Gypsum over the plywood for tiling later.
But my recommendation is just like yours, change everything!
Gypsum over the plywood for tiling later.
I will be a bit clearer
The idea has been to place noggings between the studs where we need to mount the cabinets. Over that, we would place plywood/osb or something similar and then drywall. But if I understand you correctly, you don't need to place noggings if we use plywood behind the drywall?
Member
· Västra Götaland
· 332 posts
No, inga kortlingar are needed if that is the case. Very practical since you can screw things up everywhere.

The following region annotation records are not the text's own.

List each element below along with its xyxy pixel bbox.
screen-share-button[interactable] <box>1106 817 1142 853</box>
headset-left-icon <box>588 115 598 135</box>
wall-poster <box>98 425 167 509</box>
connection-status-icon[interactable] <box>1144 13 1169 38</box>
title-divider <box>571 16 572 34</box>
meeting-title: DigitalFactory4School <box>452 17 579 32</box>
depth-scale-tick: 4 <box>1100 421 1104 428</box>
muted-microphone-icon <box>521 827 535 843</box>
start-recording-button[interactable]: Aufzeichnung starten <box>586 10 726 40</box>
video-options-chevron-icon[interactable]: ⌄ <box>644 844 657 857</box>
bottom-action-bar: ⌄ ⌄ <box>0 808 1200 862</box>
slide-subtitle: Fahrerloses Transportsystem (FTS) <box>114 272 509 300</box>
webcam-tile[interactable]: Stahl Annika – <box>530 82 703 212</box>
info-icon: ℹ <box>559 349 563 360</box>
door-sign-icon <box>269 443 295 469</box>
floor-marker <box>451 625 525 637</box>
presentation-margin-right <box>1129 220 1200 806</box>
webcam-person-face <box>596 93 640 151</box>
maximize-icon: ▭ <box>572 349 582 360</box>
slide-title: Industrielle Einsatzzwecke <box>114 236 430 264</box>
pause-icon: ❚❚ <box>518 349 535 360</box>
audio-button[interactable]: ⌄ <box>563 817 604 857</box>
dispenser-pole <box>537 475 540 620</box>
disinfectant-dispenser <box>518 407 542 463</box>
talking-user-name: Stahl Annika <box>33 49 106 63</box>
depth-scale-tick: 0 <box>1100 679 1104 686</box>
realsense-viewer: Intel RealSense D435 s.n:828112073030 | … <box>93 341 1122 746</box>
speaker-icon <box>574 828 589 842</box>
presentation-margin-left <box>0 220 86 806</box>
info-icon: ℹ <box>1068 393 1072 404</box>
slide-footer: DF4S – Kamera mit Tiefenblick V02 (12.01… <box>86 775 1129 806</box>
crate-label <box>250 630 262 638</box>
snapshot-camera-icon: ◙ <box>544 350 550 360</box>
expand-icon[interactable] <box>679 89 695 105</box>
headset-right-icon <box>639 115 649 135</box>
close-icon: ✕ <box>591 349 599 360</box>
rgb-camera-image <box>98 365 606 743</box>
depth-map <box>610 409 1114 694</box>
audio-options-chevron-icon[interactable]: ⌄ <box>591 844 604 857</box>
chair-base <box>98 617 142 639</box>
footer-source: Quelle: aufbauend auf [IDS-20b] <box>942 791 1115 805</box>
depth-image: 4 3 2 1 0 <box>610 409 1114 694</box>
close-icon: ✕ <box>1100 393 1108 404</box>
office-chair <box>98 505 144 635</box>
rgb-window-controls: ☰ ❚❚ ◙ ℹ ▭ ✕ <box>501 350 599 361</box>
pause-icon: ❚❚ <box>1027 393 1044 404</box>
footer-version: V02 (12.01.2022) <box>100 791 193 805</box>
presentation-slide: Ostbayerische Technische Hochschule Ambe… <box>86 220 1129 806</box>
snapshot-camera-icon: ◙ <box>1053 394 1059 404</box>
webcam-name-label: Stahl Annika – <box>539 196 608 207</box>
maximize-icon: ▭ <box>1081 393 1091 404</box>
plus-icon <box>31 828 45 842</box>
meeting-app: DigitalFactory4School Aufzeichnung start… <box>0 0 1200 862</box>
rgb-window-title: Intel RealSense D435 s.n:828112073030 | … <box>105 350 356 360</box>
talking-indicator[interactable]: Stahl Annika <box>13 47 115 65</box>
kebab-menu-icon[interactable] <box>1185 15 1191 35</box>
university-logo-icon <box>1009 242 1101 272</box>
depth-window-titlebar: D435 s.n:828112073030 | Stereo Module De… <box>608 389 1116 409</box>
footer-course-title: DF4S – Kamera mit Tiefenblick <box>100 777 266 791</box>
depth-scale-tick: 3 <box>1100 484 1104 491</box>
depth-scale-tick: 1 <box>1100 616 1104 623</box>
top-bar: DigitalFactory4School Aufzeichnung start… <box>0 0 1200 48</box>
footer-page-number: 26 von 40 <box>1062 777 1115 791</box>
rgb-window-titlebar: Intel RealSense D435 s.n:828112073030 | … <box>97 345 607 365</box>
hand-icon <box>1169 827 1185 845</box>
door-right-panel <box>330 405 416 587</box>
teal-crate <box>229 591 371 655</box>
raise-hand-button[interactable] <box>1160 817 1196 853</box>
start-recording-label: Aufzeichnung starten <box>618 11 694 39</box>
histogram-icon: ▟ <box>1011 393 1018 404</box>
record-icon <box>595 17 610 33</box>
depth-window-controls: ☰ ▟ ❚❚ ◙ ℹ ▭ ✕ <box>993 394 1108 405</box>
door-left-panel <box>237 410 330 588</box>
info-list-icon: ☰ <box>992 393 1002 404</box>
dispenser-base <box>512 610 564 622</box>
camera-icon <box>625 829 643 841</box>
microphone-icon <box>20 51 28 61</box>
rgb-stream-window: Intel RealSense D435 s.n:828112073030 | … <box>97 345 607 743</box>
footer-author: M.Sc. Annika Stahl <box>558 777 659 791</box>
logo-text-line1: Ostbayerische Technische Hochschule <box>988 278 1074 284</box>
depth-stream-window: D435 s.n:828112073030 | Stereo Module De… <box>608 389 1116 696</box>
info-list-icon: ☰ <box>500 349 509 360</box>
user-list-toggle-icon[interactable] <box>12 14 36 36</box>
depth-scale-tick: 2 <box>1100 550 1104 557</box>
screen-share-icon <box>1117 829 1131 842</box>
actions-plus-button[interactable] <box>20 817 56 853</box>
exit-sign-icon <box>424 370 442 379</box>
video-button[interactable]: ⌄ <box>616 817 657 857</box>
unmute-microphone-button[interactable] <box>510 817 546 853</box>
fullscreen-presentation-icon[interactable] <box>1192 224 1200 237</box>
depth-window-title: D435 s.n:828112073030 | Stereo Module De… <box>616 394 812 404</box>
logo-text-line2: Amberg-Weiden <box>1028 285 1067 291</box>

Just use the right screw when assembling the kitchen! Make sure the "play" is not too large between the thread and the screw head. For example, a 4 cm long screw generally has more thread and shorter play. So it is better than a 7 cm long screw, where the play is larger more often.
Thomas59
Construction veteran
· Stockholms län
· 3 322 posts
Thomas59
Construction veteran
- Stockholms län
- 3,322 posts
Standard drywall can easily support upper cabinets without any need for noggings/plywood/OSB.
Just use Toggler instead of Molly.
I've tested hanging IKEA upper cabinets (100++ kilos) attached with two Togglers in standard drywall, and the cabinet breaks before the wall mounting fails.
Just use Toggler instead of Molly.
I've tested hanging IKEA upper cabinets (100++ kilos) attached with two Togglers in standard drywall, and the cabinet breaks before the wall mounting fails.
Thanks for all the answers! We went with both suspenders and a belt and placed noggings where the kitchen manufacturer wants them. However, there will also be an OSB board before the plasterboard to be able to put up some shelves, etc.
Thanks!
Thanks!
I read on byggahus about someone who marked on the wall where the upper cabinets would be, cut out a strip of drywall along the entire cabinet row, and inserted a metal strip before putting back the drywall. Then they mounted the upper cabinets with self-drilling mounting screws. I thought it was smart with metal since you don't have to mess with timber in the wall.
Member
· västra götaland
· 212 posts
That's enough. That's how it's usually done on construction sites.